Anton sighed, but kindly. “You need sleep.”
“Listen—something isn’t right. I’m different versions. I keep writing myself, and every night I—” She faltered as something shifted behind her, a flicker in the reflection on her laptop’s black screen. The face there moved before she did.
Anton’s voice softened, thin. “Are you alone, May?”
She hesitated. “Sometimes I’m not sure.”
“Do you want me to come over?”
“No,” she said. “I think I have to finish the story tonight, or I’ll never remember the rest.”
Hanging up, May scrolled through the folder structure. One unlabeled file sat at the bottom. She opened it.
Lines appeared—this time, not her language. Characters shifted, flickered, rearranged themselves until she could just make out words beneath. MEI. STORY. RESET. REVISE.
Sudden dizziness forced her away from the screen. She pressed her palms to her eyes. Memories struggled to rearrange, but never quite resolved—a dozen birthdays recalled, but none with the same cake. Letters received and sent dissolved at the edges. Was she remembering real life, or the countless lives she’d written for herself?
She snapped back. The AI speaker flared on for the third time: “Would you like to ask a question, May?”
“I want to end the story,” she said, voice shaking.
“What do you require to resolve it?”
May stared at the paralyzed cursor. “I want to remember who I am after I finish.”

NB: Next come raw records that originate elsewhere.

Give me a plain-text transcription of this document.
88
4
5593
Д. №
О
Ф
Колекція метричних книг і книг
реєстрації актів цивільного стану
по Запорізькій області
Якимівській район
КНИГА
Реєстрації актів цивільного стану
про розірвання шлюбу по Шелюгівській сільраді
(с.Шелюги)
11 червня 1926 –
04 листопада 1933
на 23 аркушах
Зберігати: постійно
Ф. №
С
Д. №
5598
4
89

The voice hesitated, as if considering. “Are you sure? The cycle will end.”
May almost laughed. How could a machine sound uncertain? “I’m sure.”

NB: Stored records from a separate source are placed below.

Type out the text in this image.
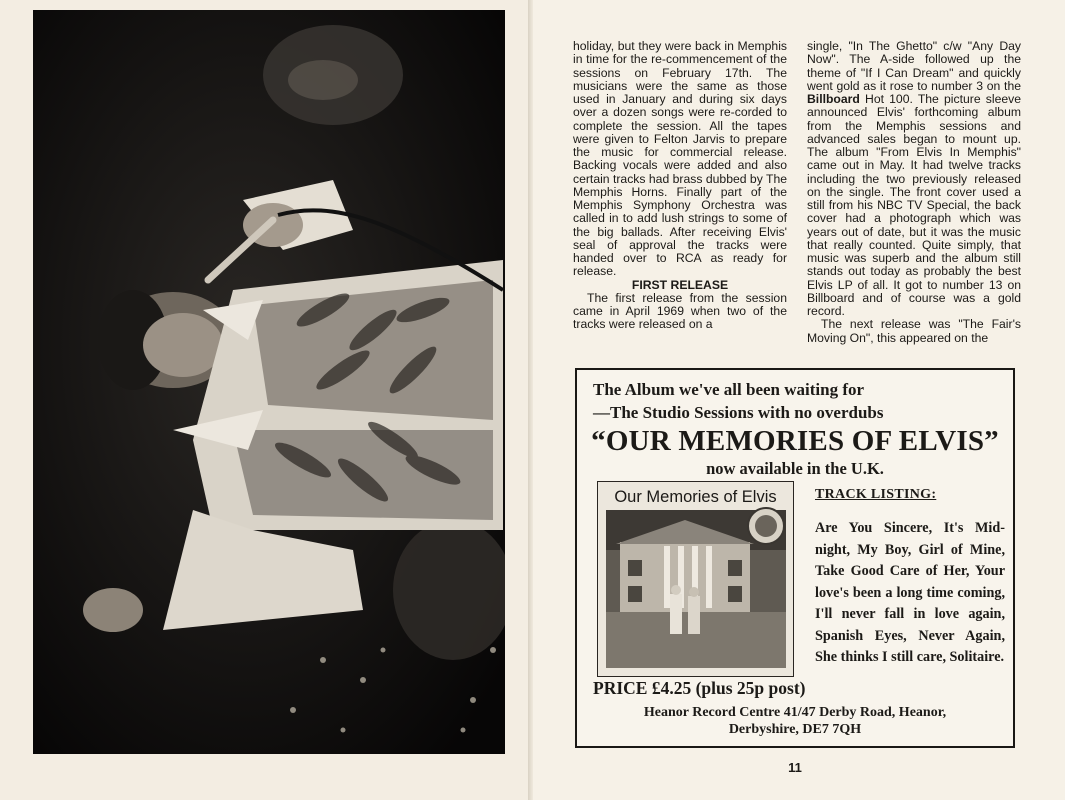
holiday, but they were back in Memphis in time for the re-commencement of the sessions on February 17th. The musicians were the same as those used in January and during six days over a dozen songs were re-corded to complete the session. All the tapes were given to Felton Jarvis to prepare the music for commercial release. Backing vocals were added and also certain tracks had brass dubbed by The Memphis Horns. Finally part of the Memphis Symphony Orchestra was called in to add lush strings to some of the big ballads. After receiving Elvis' seal of approval the tracks were handed over to RCA as ready for release.

FIRST RELEASE

The first release from the session came in April 1969 when two of the tracks were released on a

single, "In The Ghetto" c/w "Any Day Now". The A-side followed up the theme of "If I Can Dream" and quickly went gold as it rose to number 3 on the Billboard Hot 100. The picture sleeve announced Elvis' forthcoming album from the Memphis sessions and advanced sales began to mount up. The album "From Elvis In Memphis" came out in May. It had twelve tracks including the two previously released on the single. The front cover used a still from his NBC TV Special, the back cover had a photograph which was years out of date, but it was the music that really counted. Quite simply, that music was superb and the album still stands out today as probably the best Elvis LP of all. It got to number 13 on Billboard and of course was a gold record.

The next release was "The Fair's Moving On", this appeared on the

The Album we've all been waiting for
—The Studio Sessions with no overdubs
“OUR MEMORIES OF ELVIS”
now available in the U.K.
Our Memories of Elvis	TRACK LISTING:
Are You Sincere, It's Mid-night, My Boy, Girl of Mine, Take Good Care of Her, Your love's been a long time coming, I'll never fall in love again, Spanish Eyes, Never Again, She thinks I still care, Solitaire.
PRICE £4.25 (plus 25p post)
Heanor Record Centre 41/47 Derby Road, Heanor,
Derbyshire, DE7 7QH
11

A cold blue light seeped across the room. The laptop screen flickered, words rearranging. She did not type, but the story wrote itself: “May Jin, real and imagined, stood at the center of her world. Every life, every draft, every regret pressed against her. She reached for the ending not out of hope, nor resignation, but because she was tired of forgetting who she was. She wrote the final line by remembering herself—even if only once.”

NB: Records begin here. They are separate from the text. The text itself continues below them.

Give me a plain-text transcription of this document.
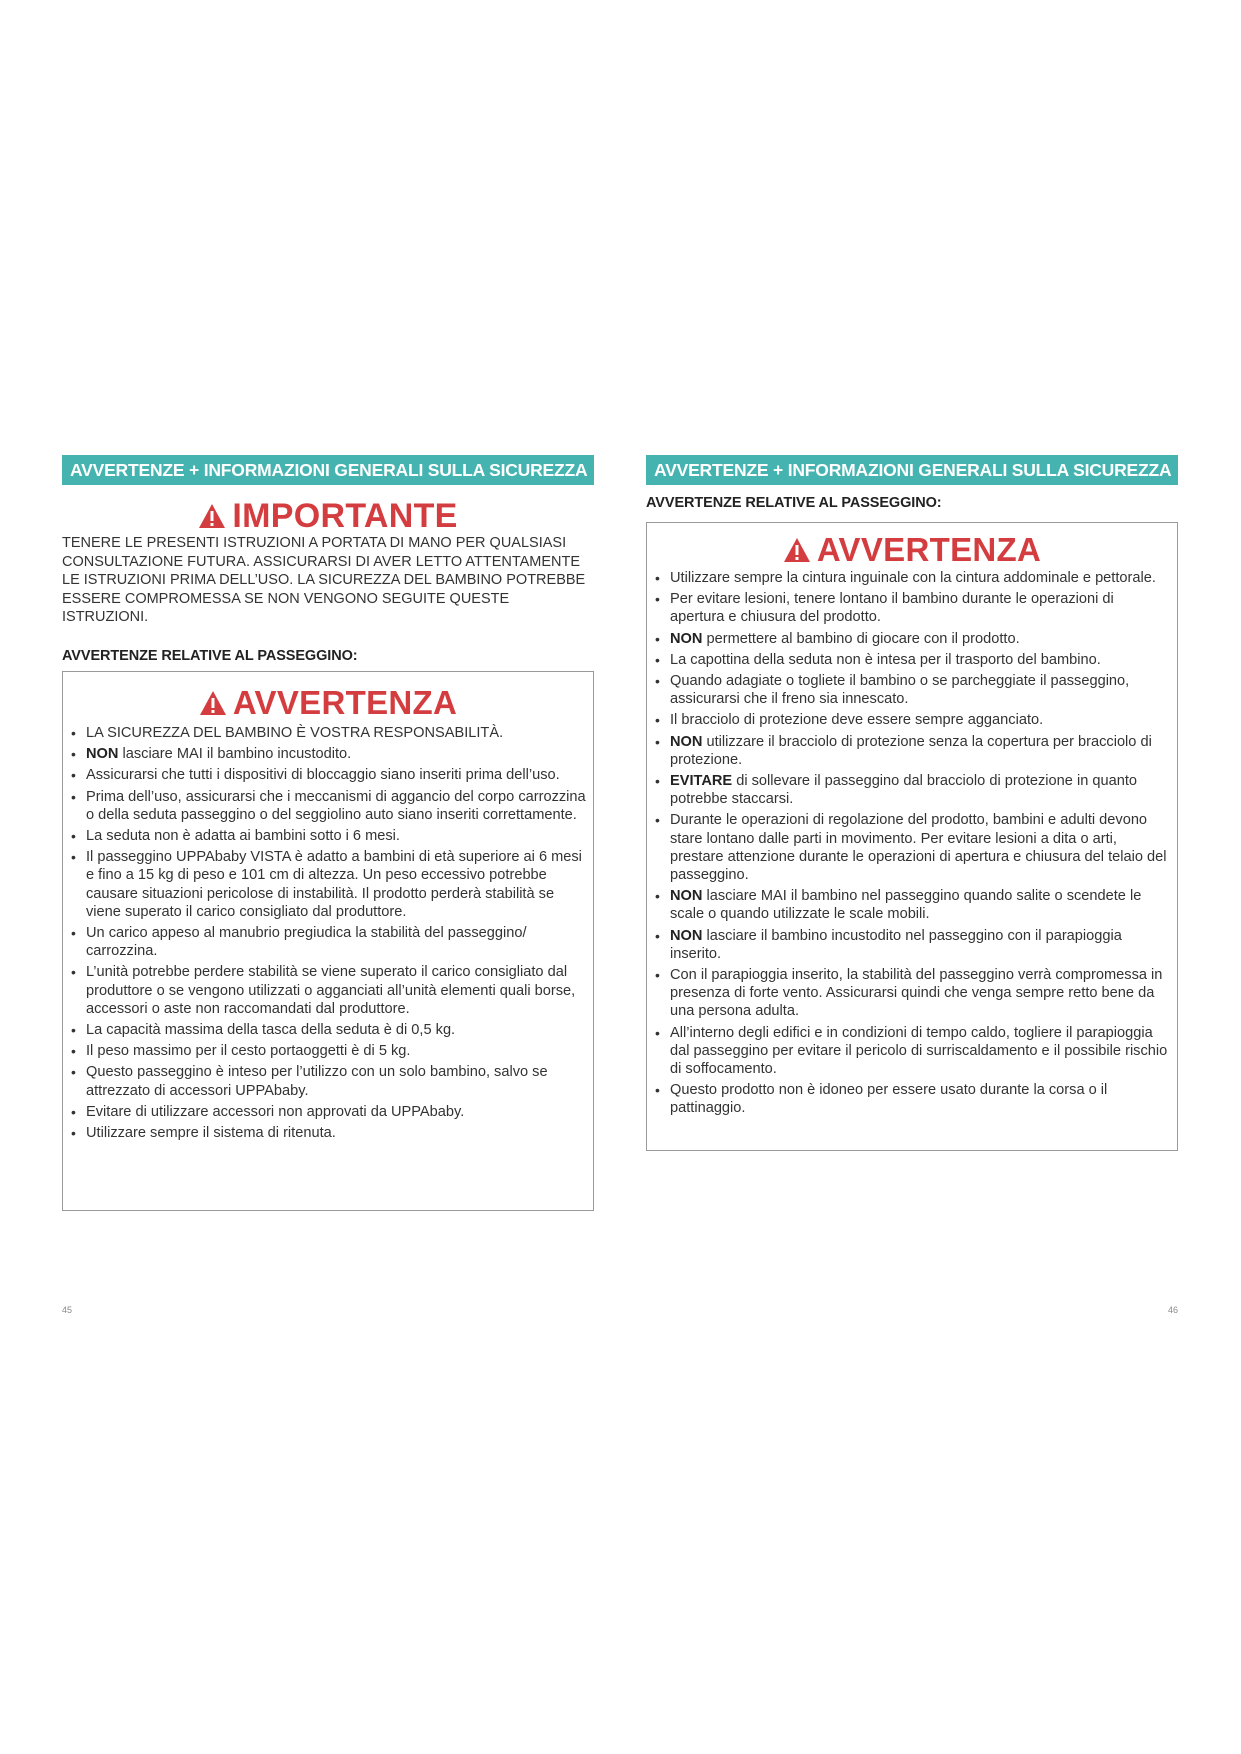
AVVERTENZE + INFORMAZIONI GENERALI SULLA SICUREZZA
IMPORTANTE

TENERE LE PRESENTI ISTRUZIONI A PORTATA DI MANO PER QUALSIASI CONSULTAZIONE FUTURA. ASSICURARSI DI AVER LETTO ATTENTAMENTE LE ISTRUZIONI PRIMA DELL’USO. LA SICUREZZA DEL BAMBINO POTREBBE ESSERE COMPROMESSA SE NON VENGONO SEGUITE QUESTE ISTRUZIONI.

AVVERTENZE RELATIVE AL PASSEGGINO:
AVVERTENZA
• LA SICUREZZA DEL BAMBINO È VOSTRA RESPONSABILITÀ.
• NON lasciare MAI il bambino incustodito.
• Assicurarsi che tutti i dispositivi di bloccaggio siano inseriti prima dell’uso.
• Prima dell’uso, assicurarsi che i meccanismi di aggancio del corpo carrozzina o della seduta passeggino o del seggiolino auto siano inseriti correttamente.
• La seduta non è adatta ai bambini sotto i 6 mesi.
• Il passeggino UPPAbaby VISTA è adatto a bambini di età superiore ai 6 mesi e fino a 15 kg di peso e 101 cm di altezza. Un peso eccessivo potrebbe causare situazioni pericolose di instabilità. Il prodotto perderà stabilità se viene superato il carico consigliato dal produttore.
• Un carico appeso al manubrio pregiudica la stabilità del passeggino/ carrozzina.
• L’unità potrebbe perdere stabilità se viene superato il carico consigliato dal produttore o se vengono utilizzati o agganciati all’unità elementi quali borse, accessori o aste non raccomandati dal produttore.
• La capacità massima della tasca della seduta è di 0,5 kg.
• Il peso massimo per il cesto portaoggetti è di 5 kg.
• Questo passeggino è inteso per l’utilizzo con un solo bambino, salvo se attrezzato di accessori UPPAbaby.
• Evitare di utilizzare accessori non approvati da UPPAbaby.
• Utilizzare sempre il sistema di ritenuta.
45
AVVERTENZE + INFORMAZIONI GENERALI SULLA SICUREZZA
AVVERTENZE RELATIVE AL PASSEGGINO:
AVVERTENZA
• Utilizzare sempre la cintura inguinale con la cintura addominale e pettorale.
• Per evitare lesioni, tenere lontano il bambino durante le operazioni di apertura e chiusura del prodotto.
• NON permettere al bambino di giocare con il prodotto.
• La capottina della seduta non è intesa per il trasporto del bambino.
• Quando adagiate o togliete il bambino o se parcheggiate il passeggino, assicurarsi che il freno sia innescato.
• Il bracciolo di protezione deve essere sempre agganciato.
• NON utilizzare il bracciolo di protezione senza la copertura per bracciolo di protezione.
• EVITARE di sollevare il passeggino dal bracciolo di protezione in quanto potrebbe staccarsi.
• Durante le operazioni di regolazione del prodotto, bambini e adulti devono stare lontano dalle parti in movimento. Per evitare lesioni a dita o arti, prestare attenzione durante le operazioni di apertura e chiusura del telaio del passeggino.
• NON lasciare MAI il bambino nel passeggino quando salite o scendete le scale o quando utilizzate le scale mobili.
• NON lasciare il bambino incustodito nel passeggino con il parapioggia inserito.
• Con il parapioggia inserito, la stabilità del passeggino verrà compromessa in presenza di forte vento. Assicurarsi quindi che venga sempre retto bene da una persona adulta.
• All’interno degli edifici e in condizioni di tempo caldo, togliere il parapioggia dal passeggino per evitare il pericolo di surriscaldamento e il possibile rischio di soffocamento.
• Questo prodotto non è idoneo per essere usato durante la corsa o il pattinaggio.
46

May’s hands trembled. At the same time, in her head and on the screen, memories swam to the surface: her father’s laughter, her grandmother’s stories, the bitter taste of her first heartbreak, the night she decided to move to the city and write her own stories. Even the awful, shallow relief each time she’d erased everything and begun again.
The cycle ended with a sense of loss so profound it cracked her heart open—because for the first time, she remembered every version, every loop, every choice and regret. She wept, quietly, mourning the May who’d been lost each time she failed to finish.
The device dimmed, silent now. On the screen, the document closed itself. The laptop powered down. The city’s neon flickered once, twice, and the streets grew sharp in her eyes.
May Jin stood up, and this time, she knew how the story ended. She retrieved her coat, stepped outside, and the cold was real, the sky still bruising toward dawn. As she walked, she rehearsed the names of everyone she loved—her touchstones against the darkness—so she would not forget again.
The city waited. She moved forward, beneath pale streetlights, determined to remember herself, just once, all the way to the end.